Looking for a function that will count the first instance of a

[Guest]

I have a column in a list that contains types of expenses. I want to count
how many different types of expenses I have. In other words, if one of the
expense types is "office" and there are several instances of "office", I just
want to count "office" once. If "fees" is in the column several times, I just
want to count fees once and so on.

The way I do it now is to use the Subtotal feature to group the expenses,
and then click on the level 2 button. The level 2 subtotals will return just
one instance of each type. I then copy them and use paste special to paste
the values in cells off to the side. I can then use the count function to
count each type of expense.

So I am wondering if there is a better way or if there is a function that
will count just one instance of a group within a field.

 

[T. Valko]

What you want to do is count the unique items. Try this:

=SUMPRODUCT((A1:A100<>"")/COUNTIF(A1:A100,A1:A100&""))

 

[Guest]

Thanks, Biff. It works, but I have no idea why. I will have to take a good
look at it tomorrow. Can you give me a brief explanation of the formula?

 

[Bob Phillips]

Let's start with a list that is being counted in A1:A10.

Bob,John,Bob,Bob,John,John,Bob,Bill,Bill,Max

The basic formula to count unique items is

=SUMPRODUCT(1/COUNTIF($A$1:$A$10,$A$1:$A$10))

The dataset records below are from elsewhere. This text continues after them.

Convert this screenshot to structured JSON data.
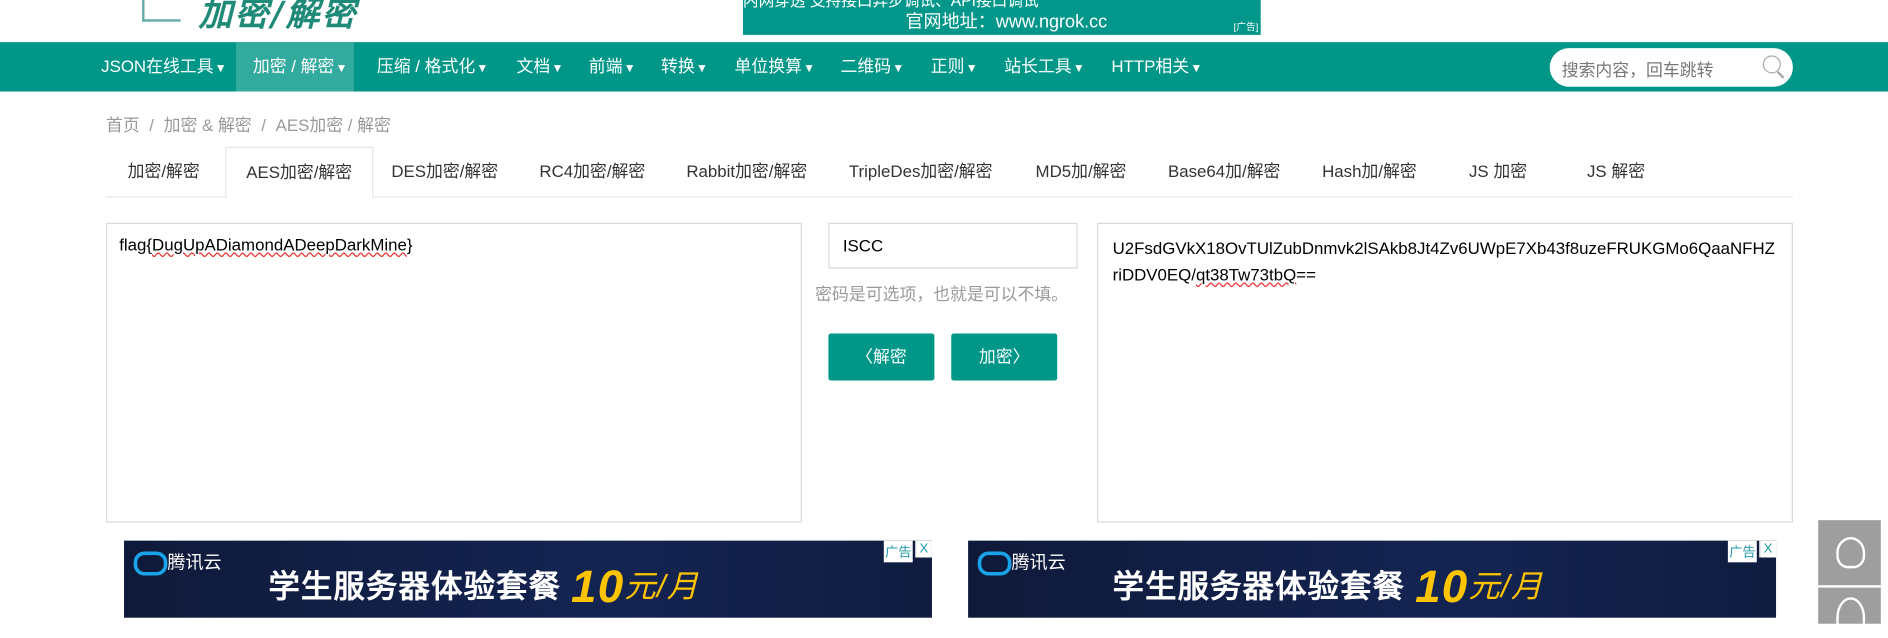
{
  "header": {
    "logo_text": "加密/解密",
    "ad": {
      "line1": "内网穿透  支持接口异步调试、API接口调试",
      "line2": "官网地址：www.ngrok.cc",
      "tag": "[广告]"
    }
  },
  "nav": {
    "items": [
      {
        "label": "JSON在线工具"
      },
      {
        "label": "加密 / 解密",
        "active": true
      },
      {
        "label": "压缩 / 格式化"
      },
      {
        "label": "文档"
      },
      {
        "label": "前端"
      },
      {
        "label": "转换"
      },
      {
        "label": "单位换算"
      },
      {
        "label": "二维码"
      },
      {
        "label": "正则"
      },
      {
        "label": "站长工具"
      },
      {
        "label": "HTTP相关"
      }
    ],
    "caret": "▼",
    "search_placeholder": "搜索内容，回车跳转"
  },
  "breadcrumb": [
    "首页",
    "加密 & 解密",
    "AES加密 / 解密"
  ],
  "breadcrumb_sep": "/",
  "tabs": [
    "加密/解密",
    "AES加密/解密",
    "DES加密/解密",
    "RC4加密/解密",
    "Rabbit加密/解密",
    "TripleDes加密/解密",
    "MD5加/解密",
    "Base64加/解密",
    "Hash加/解密",
    "JS 加密",
    "JS 解密"
  ],
  "active_tab": 1,
  "left_text": {
    "prefix": "flag{",
    "squiggle": "DugUpADiamondADeepDarkMine",
    "suffix": "}"
  },
  "password": "ISCC",
  "password_hint": "密码是可选项，也就是可以不填。",
  "buttons": {
    "decrypt": "解密",
    "encrypt": "加密",
    "left_arrow": "〈",
    "right_arrow": "〉"
  },
  "right_text": {
    "prefix": "U2FsdGVkX18OvTUlZubDnmvk2lSAkb8Jt4Zv6UWpE7Xb43f8uzeFRUKGMo6QaaNFHZriDDV0EQ/",
    "squiggle": "qt38Tw73tbQ",
    "suffix": "=="
  },
  "ads": [
    {
      "brand": "腾讯云",
      "text": "学生服务器体验套餐",
      "price": "10",
      "unit": "元/月",
      "tag": "广告",
      "close": "X"
    },
    {
      "brand": "腾讯云",
      "text": "学生服务器体验套餐",
      "price": "10",
      "unit": "元/月",
      "tag": "广告",
      "close": "X"
    }
  ],
  "colors": {
    "primary": "#009688",
    "active_nav": "#33aa9e"
  }
}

The COUNTIF($A$1:$A$10,$A$1:$A$10) part of the formula builds an array of
the number of occurrences of each item, in this case{4;3;4;4;3;3;4;2;2;1}.
As can be seen, each occurrence of the repeated value is counted, so there
are four occurrences of Bob in the array. There will always be the same
number of occurrences of value as the count of that value, unless two or
more items are repeated the same number of times, in which case it will be
some multiple of that count.

Thus the item that is repeated 4 times has 4 instances of that count,
dividing 1 by the count of 4, gives 0.25 4 times. The full array of values
is

{0.25;0.333333333333333;0.25;0.25;0.333333333333333;0.333333333333333;0.25;0
..5;0.5;1}.

The item that repeats 4 times sums to 1. The item that repeats 3 times also
sums to 1. It should be clear from this that every value works in the same
way and sums to 1. In other words, 1 is returned for every unique item. The
sum of these values becomes the count of unique items.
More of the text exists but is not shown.